The final insult on a gray-sky day came in the final two minutes, when the several thousand Packers fans, many wearing ``cheesehead'' hats, claimed Ericsson for their own. While Carolina fans were quietly leaving, the Packers' faithful stood up, surrounding the field, and chanted loudly ``Go Pack Go!''
It was never a game.
The Panthers punted on their first five possessions. The Packers countered with two touchdown drives for a 14-0 lead.
``You can't give a team with an offense like that that kind of lead,'' said Walls.
Green Bay's first score was directed at the most vulnerable area of the Carolina defense -- where cornerback Rod Smith roamed. Smith, subbing for injured star Eric Davis, was making his first start of the season.
Packers wide receiver Antonio Freeman flew downfield, past Smith and past safety Chad Cota, who was supposed to pick him up in deep coverage, and caught a rocket-like pass from quarterback Brett Favre.

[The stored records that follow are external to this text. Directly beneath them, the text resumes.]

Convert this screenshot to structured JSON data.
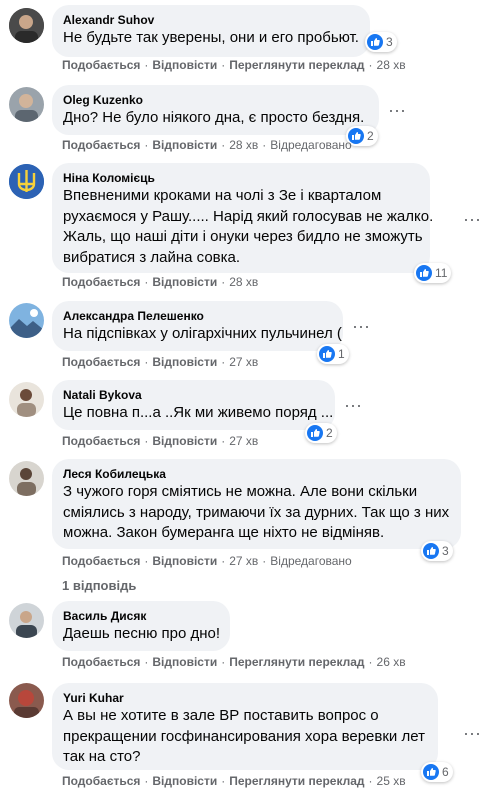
{
  "labels": {
    "like": "Подобається",
    "reply": "Відповісти",
    "translate": "Переглянути переклад",
    "edited": "Відредаговано",
    "sep": "·",
    "more": "···"
  },
  "colors": {
    "like_blue": "#1877f2",
    "bubble": "#f0f2f5",
    "meta": "#65676b"
  },
  "comments": [
    {
      "name": "Alexandr  Suhov",
      "lines": [
        "Не будьте так уверены, они и его пробьют."
      ],
      "reactions": "3",
      "time": "28 хв",
      "translate": true,
      "edited": false
    },
    {
      "name": "Oleg Kuzenko",
      "lines": [
        "Дно? Не було ніякого дна, є просто бездня."
      ],
      "reactions": "2",
      "time": "28 хв",
      "translate": false,
      "edited": true
    },
    {
      "name": "Ніна Коломієць",
      "lines": [
        "Впевненими кроками на чолі з Зе і кварталом",
        "рухаємося у Рашу..... Нарід який голосував не жалко.",
        "Жаль, що наші діти і онуки через бидло не зможуть",
        "вибратися з лайна совка."
      ],
      "reactions": "11",
      "time": "28 хв",
      "translate": false,
      "edited": false
    },
    {
      "name": "Александра Пелешенко",
      "lines": [
        "На підспівках у олігархічних пульчинел ("
      ],
      "reactions": "1",
      "time": "27 хв",
      "translate": false,
      "edited": false
    },
    {
      "name": "Natali Bykova",
      "lines": [
        "Це повна п...а ..Як ми живемо поряд ..."
      ],
      "reactions": "2",
      "time": "27 хв",
      "translate": false,
      "edited": false
    },
    {
      "name": "Леся Кобилецька",
      "lines": [
        "З чужого горя сміятись не можна. Але вони скільки",
        "сміялись з народу, тримаючи їх за дурних. Так що з них",
        "можна. Закон бумеранга ще ніхто не відміняв."
      ],
      "reactions": "3",
      "time": "27 хв",
      "translate": false,
      "edited": true
    },
    {
      "name": "Василь Дисяк",
      "lines": [
        "Даешь песню про дно!"
      ],
      "reactions": "",
      "time": "26 хв",
      "translate": true,
      "edited": false
    },
    {
      "name": "Yuri Kuhar",
      "lines": [
        "А вы не хотите в зале ВР поставить вопрос о",
        "прекращении госфинансирования хора веревки лет",
        "так на сто?"
      ],
      "reactions": "6",
      "time": "25 хв",
      "translate": true,
      "edited": false
    }
  ],
  "replies_link": "1 відповідь"
}
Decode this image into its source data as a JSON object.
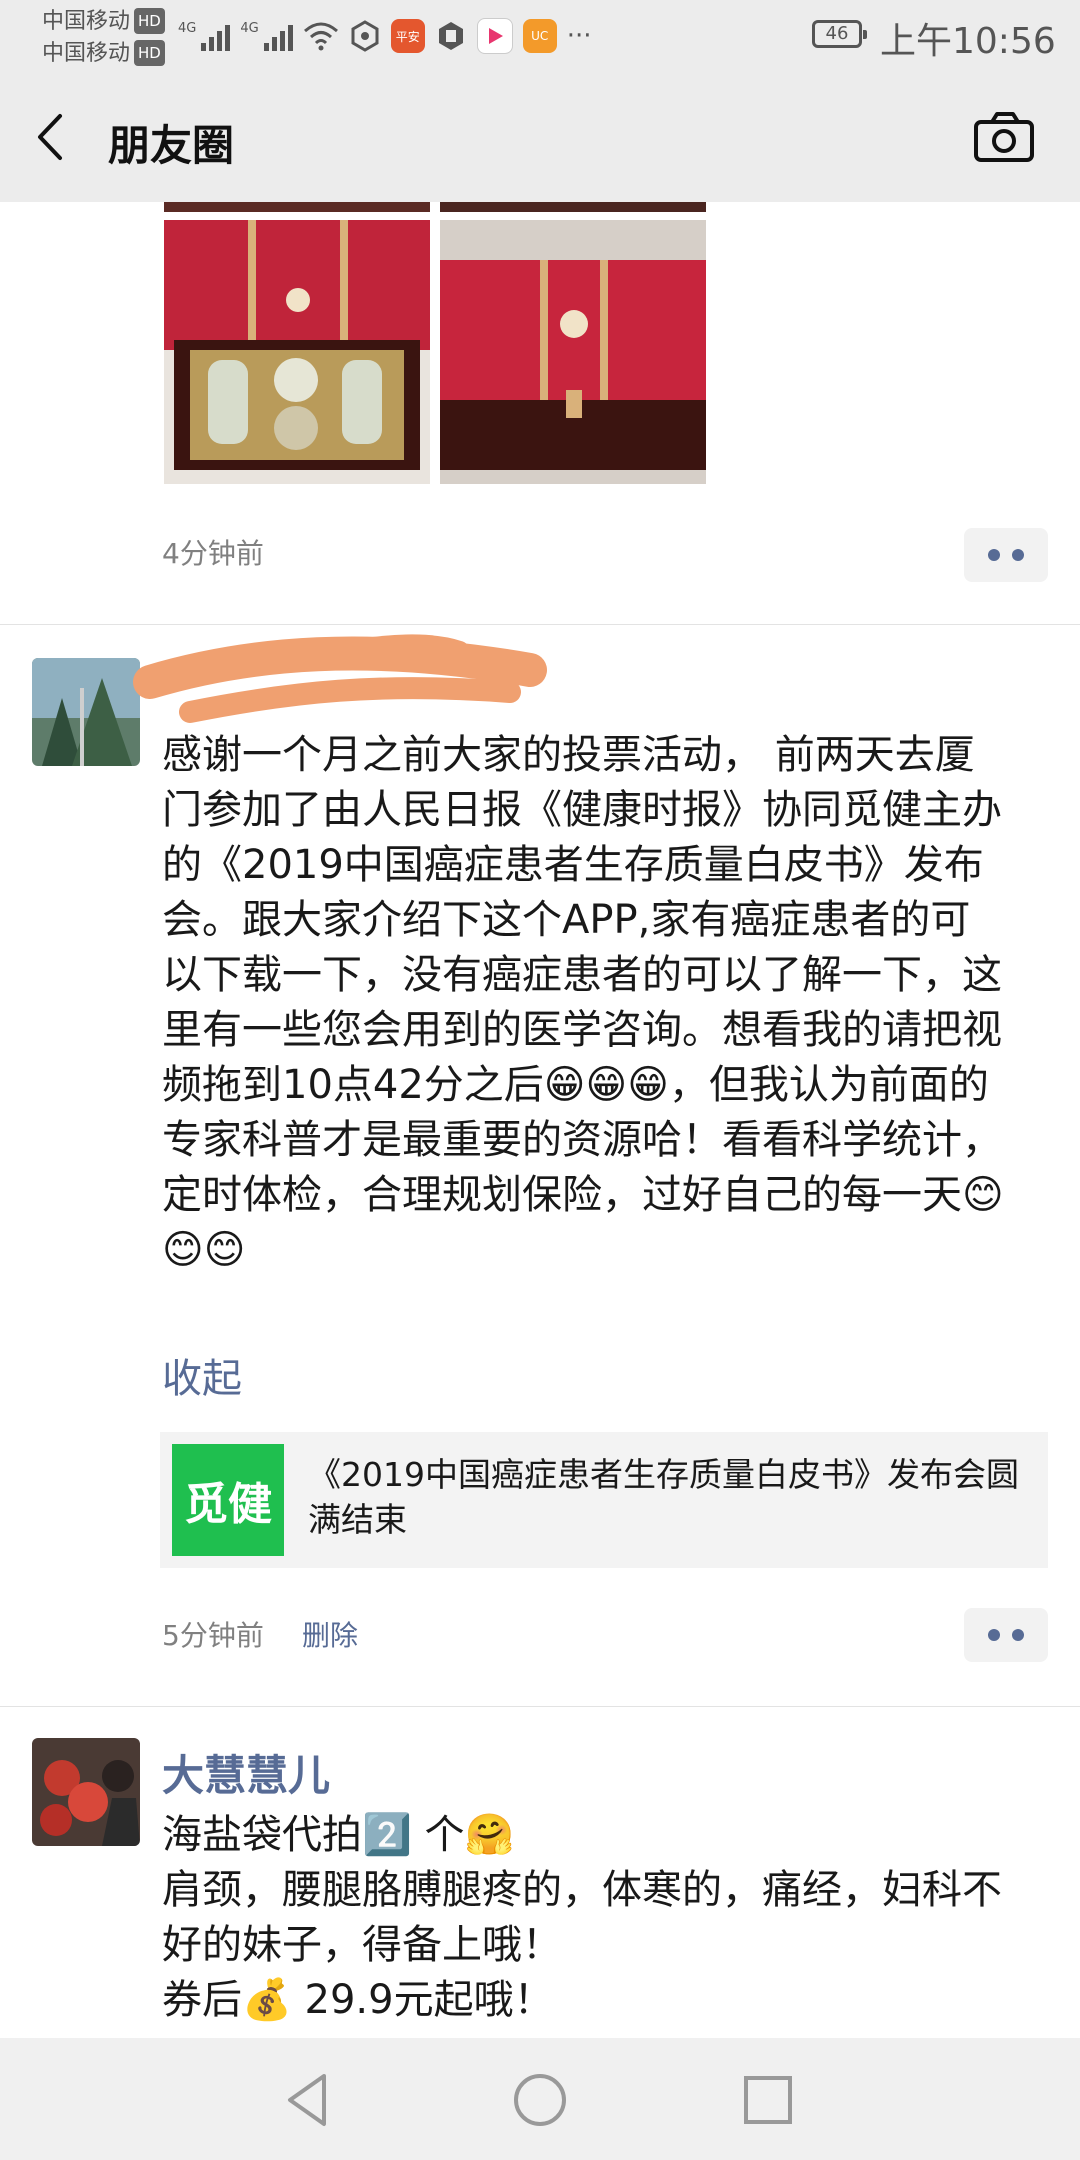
{
  "status_bar": {
    "carrier_1": "中国移动",
    "carrier_2": "中国移动",
    "hd_badge": "HD",
    "network_1": "4G",
    "network_2": "4G",
    "battery": "46",
    "time": "上午10:56",
    "more_icons": "···"
  },
  "header": {
    "title": "朋友圈",
    "back_icon": "back-arrow-icon",
    "camera_icon": "camera-icon"
  },
  "posts": [
    {
      "timestamp": "4分钟前",
      "images": [
        "gift-box-open",
        "gift-box-closed"
      ]
    },
    {
      "author": "",
      "text": "感谢一个月之前大家的投票活动， 前两天去厦门参加了由人民日报《健康时报》协同觅健主办的《2019中国癌症患者生存质量白皮书》发布会。跟大家介绍下这个APP,家有癌症患者的可以下载一下，没有癌症患者的可以了解一下，这里有一些您会用到的医学咨询。想看我的请把视频拖到10点42分之后😁😁😁，但我认为前面的专家科普才是最重要的资源哈！看看科学统计，定时体检，合理规划保险，过好自己的每一天😊😊😊",
      "collapse_label": "收起",
      "link_card": {
        "thumb_text": "觅健",
        "title": "《2019中国癌症患者生存质量白皮书》发布会圆满结束"
      },
      "timestamp": "5分钟前",
      "delete_label": "删除"
    },
    {
      "author": "大慧慧儿",
      "text": "海盐袋代拍2️⃣ 个🤗\n肩颈，腰腿胳膊腿疼的，体寒的，痛经，妇科不好的妹子，得备上哦！\n券后💰 29.9元起哦！"
    }
  ],
  "colors": {
    "link_blue": "#576b95",
    "header_bg": "#ececec",
    "brand_green": "#1fbf4f"
  }
}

Freeman practically walked the final 10 yards into the end zone on the 58-yard scoring pass with 7:38 remaining in the first quarter for a 7-0 lead.
The Panthers were playing a ``Cover Two'' zone that worked nothing like it was designed. Smith failed to jam Freeman at the line of scrimmage and Cota never got close enough to cover him once he ran downfield.
``It was just a vertical,'' said Favre. ``We expected something to come open and it just happened to be Free. They rolled their coverage to both sides and left two safeties to cover four guys. It's hard to cover that.''
Favre struck again less than five minutes later, passing Green Bay downfield on a 61-yard drive that was capped by his 20-yard pass to Robert Brooks. Again, Smith was the primary defender.
The Panthers finally got on the scoreboard with 8:05 left in the first half when John Kasay kicked a 43-yard field goal, cutting the lead to 14-3.
But Green Bay got the points back moments later when Ryan Longwell made a 31-yard field goal for a 17-3 lead that stood at halftime.
Any chance the Panthers had from there was doomed by Green Bay's opening possession of the third period -- a statement drive if there has ever been one.
The Packers ran 12 plays in 7:10, covering 65 yards, en route to a 6-yard touchdown pass from Favre to Freeman that put the Packers ahead 24-3.
About the only highlight Carolina had after that was a 35-yard touchdown run by Lane. The Packers added another score on a 6-yard run by Aaron Hayden.
When it was over, Lathon remembered the skeptic he had laughed at months ago, the one who said Carolina's schedule was so difficult this season the team could go 8-8.
``I thought it was a joke,'' said Lathon. ``But I guess it's going to work out that way because I know we can beat the Rams.''
Sadly, it doesn't really matter much what happens Saturday when Carolina hosts St. Louis.
The Panthers will be home for the holidays, exactly where they belong.